To use an oil-immersion objective a drop of the cedar oil which is prepared for the purpose should be placed upon the cover, and the objective lowered into it and then brought to a focus in the usual way. Immediately after use the oil should invariably be wiped off with lens paper, or a soft linen handkerchief moistened with saliva.
Care of the Microscope.—The microscope is a delicate instrument and should be handled accordingly. It is so heavy that one is apt to forget that parts of it are fragile. It seems unnecessary to say that when there is unusual resistance to any manipulation, force should never be used to overcome it until its cause has first been sought; and yet it is no uncommon thing to see students, and even graduates, push a high power objective against a microscopic preparation with such force as to break not only the cover-glass, but even a heavy slide.
It is most convenient to carry a microscope with the fingers grasping the pillar and the arm which holds the tube; but since this throws a strain upon the fine adjustment, it is safer to carry it by the base.
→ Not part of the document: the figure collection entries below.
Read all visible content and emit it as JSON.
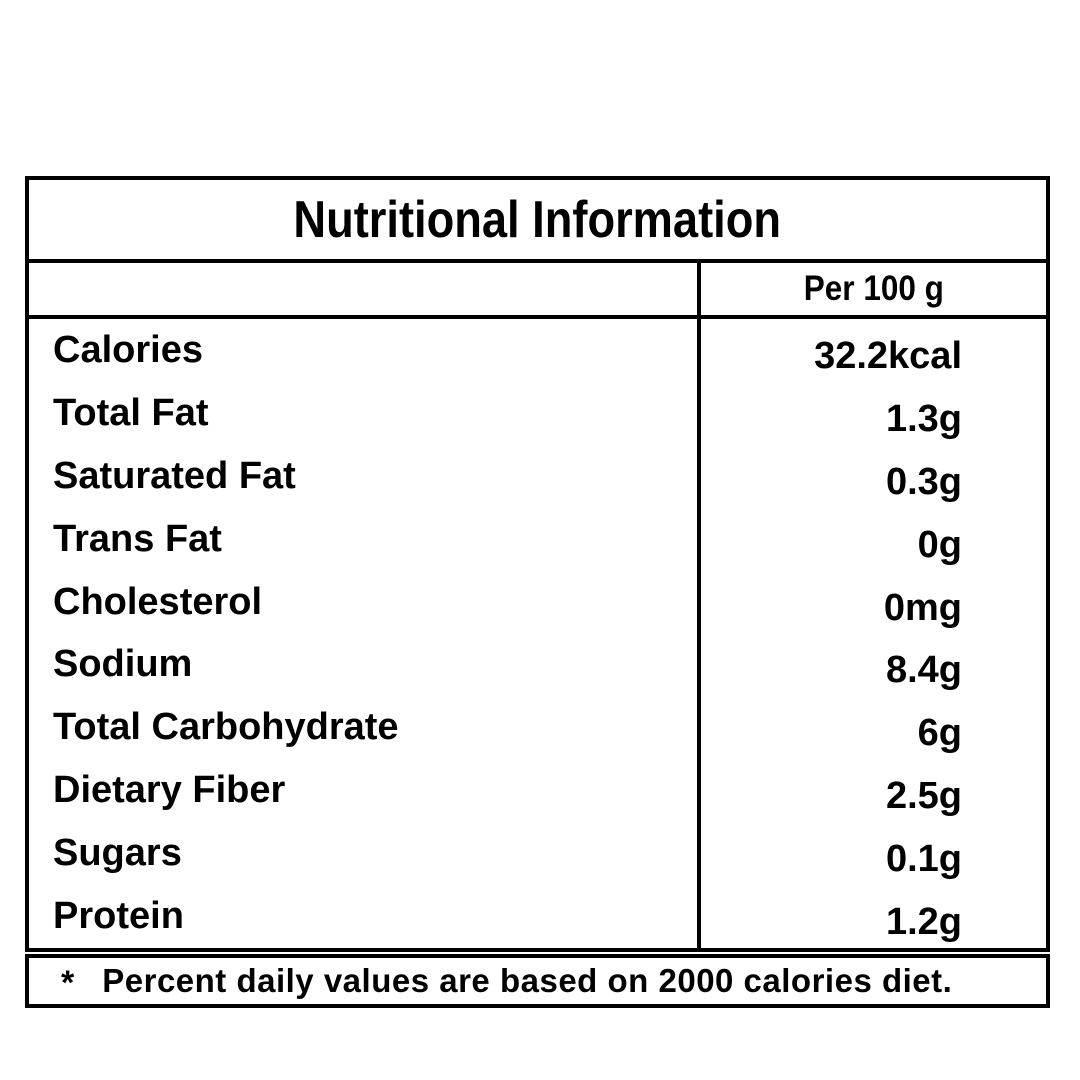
{
  "table": {
    "title": "Nutritional Information",
    "column_header": "Per 100 g",
    "rows": [
      {
        "label": "Calories",
        "value": "32.2kcal"
      },
      {
        "label": "Total Fat",
        "value": "1.3g"
      },
      {
        "label": "Saturated Fat",
        "value": "0.3g"
      },
      {
        "label": "Trans Fat",
        "value": "0g"
      },
      {
        "label": "Cholesterol",
        "value": "0mg"
      },
      {
        "label": "Sodium",
        "value": "8.4g"
      },
      {
        "label": "Total Carbohydrate",
        "value": "6g"
      },
      {
        "label": "Dietary Fiber",
        "value": "2.5g"
      },
      {
        "label": "Sugars",
        "value": "0.1g"
      },
      {
        "label": "Protein",
        "value": "1.2g"
      }
    ],
    "footnote": {
      "marker": "*",
      "text": "Percent daily values are based on 2000 calories diet."
    }
  },
  "colors": {
    "background": "#ffffff",
    "line": "#000000",
    "text": "#000000"
  }
}
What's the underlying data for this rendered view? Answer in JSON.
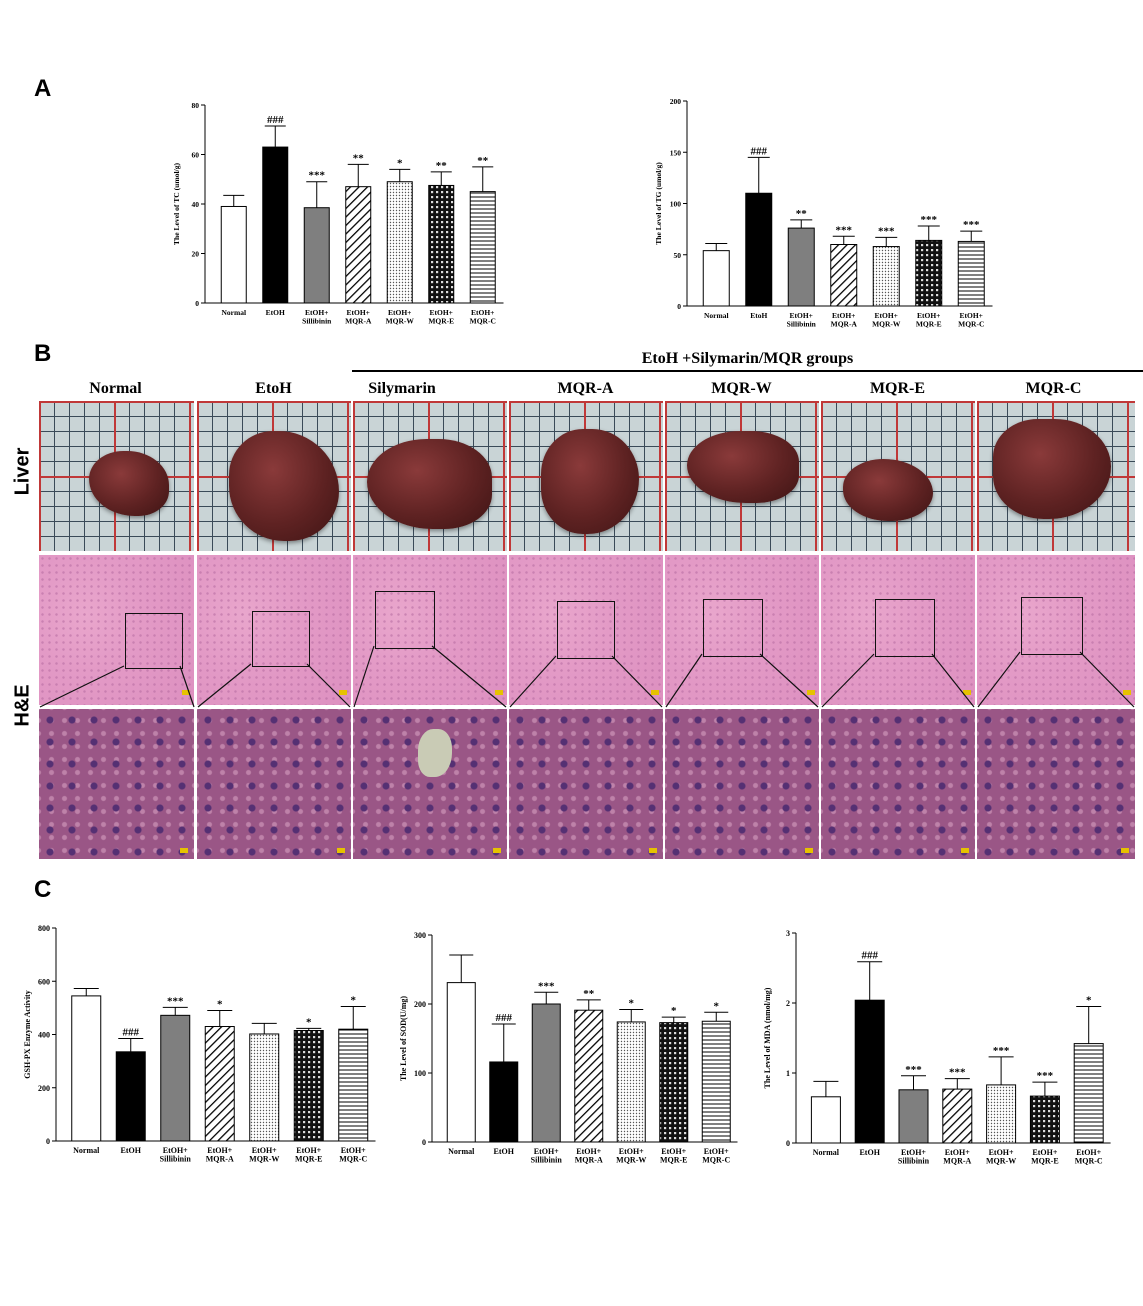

To bend the instrument at the joint, the force should be applied to the pillar and never to the tube or the stage.
Lens surfaces which have been exposed to dust only should be cleaned with a camel's-hair brush. Those which are exposed to finger-marks should be cleaned with lens paper, or a soft linen handkerchief wet with saliva. Particles of dirt which are seen in the field are upon the slide, the eye-piece, or the condenser. Their location can be determined by moving the slide, rotating the eye-piece, and lowering the condenser.
Oil and balsam which have dried upon the lenses and resist saliva may be removed with alcohol or xylol; but these solvents must be used sparingly and carefully, as there is danger of softening the cement. Care must be taken not to get any alcohol upon the brass parts, as it will remove the lacquer. Balsam and dried oil are best removed from the brass parts with xylol.
Measurement of Microscopic Objects.—Of the several methods, the most convenient is the use of a micrometer eye-piece. In its simplest form this is similar to an ordinary eye-piece, but has within it a glass disc upon which is ruled a graduated scale. When this eye-piece is placed in the tube of the microscope, the ruled lines appear in the microscopic field, and the size of an object is readily determined in terms of the divisions of this scale. The value of these divisions in inches or millimeters manifestly varies with different magnifications. Their value must, therefore, be determined separately for each objective. This is accomplished through use of a stage micrometer—a glass slide with carefully ruled scale divided into hundredths and thousandths of an inch, or into subdivisions of a millimeter. The stage micrometer is placed upon the stage of the microscope and brought into focus. From the number of divisions of the eye-piece scale corresponding to each division of the stage micrometer the value of the former in fractions of an inch or millimeter is easily calculated. The counting slide of the Thoma-Zeiss hemocytometer will answer in place of a stage micrometer, the lines which form the sides of the small squares being one-twentieth of a millimeter apart. Any eye-piece can be converted into a micrometer eye-piece by placing a micrometer disc—a small circular glass plate with ruled scale—ruled side down upon its diaphragm.
The principal microscopic objects which are measured clinically are animal parasites and their ova and abnormal blood-corpuscles. The metric system is used almost exclusively. For very small objects 0.001 mm. has been adopted as the unit of measurement, under the name micron. It is represented by the Greek letter µ. For larger objects, where exact measurement is not essential, the diameter of a red blood-corpuscle (7 to 8 µ) is sometimes taken as a unit.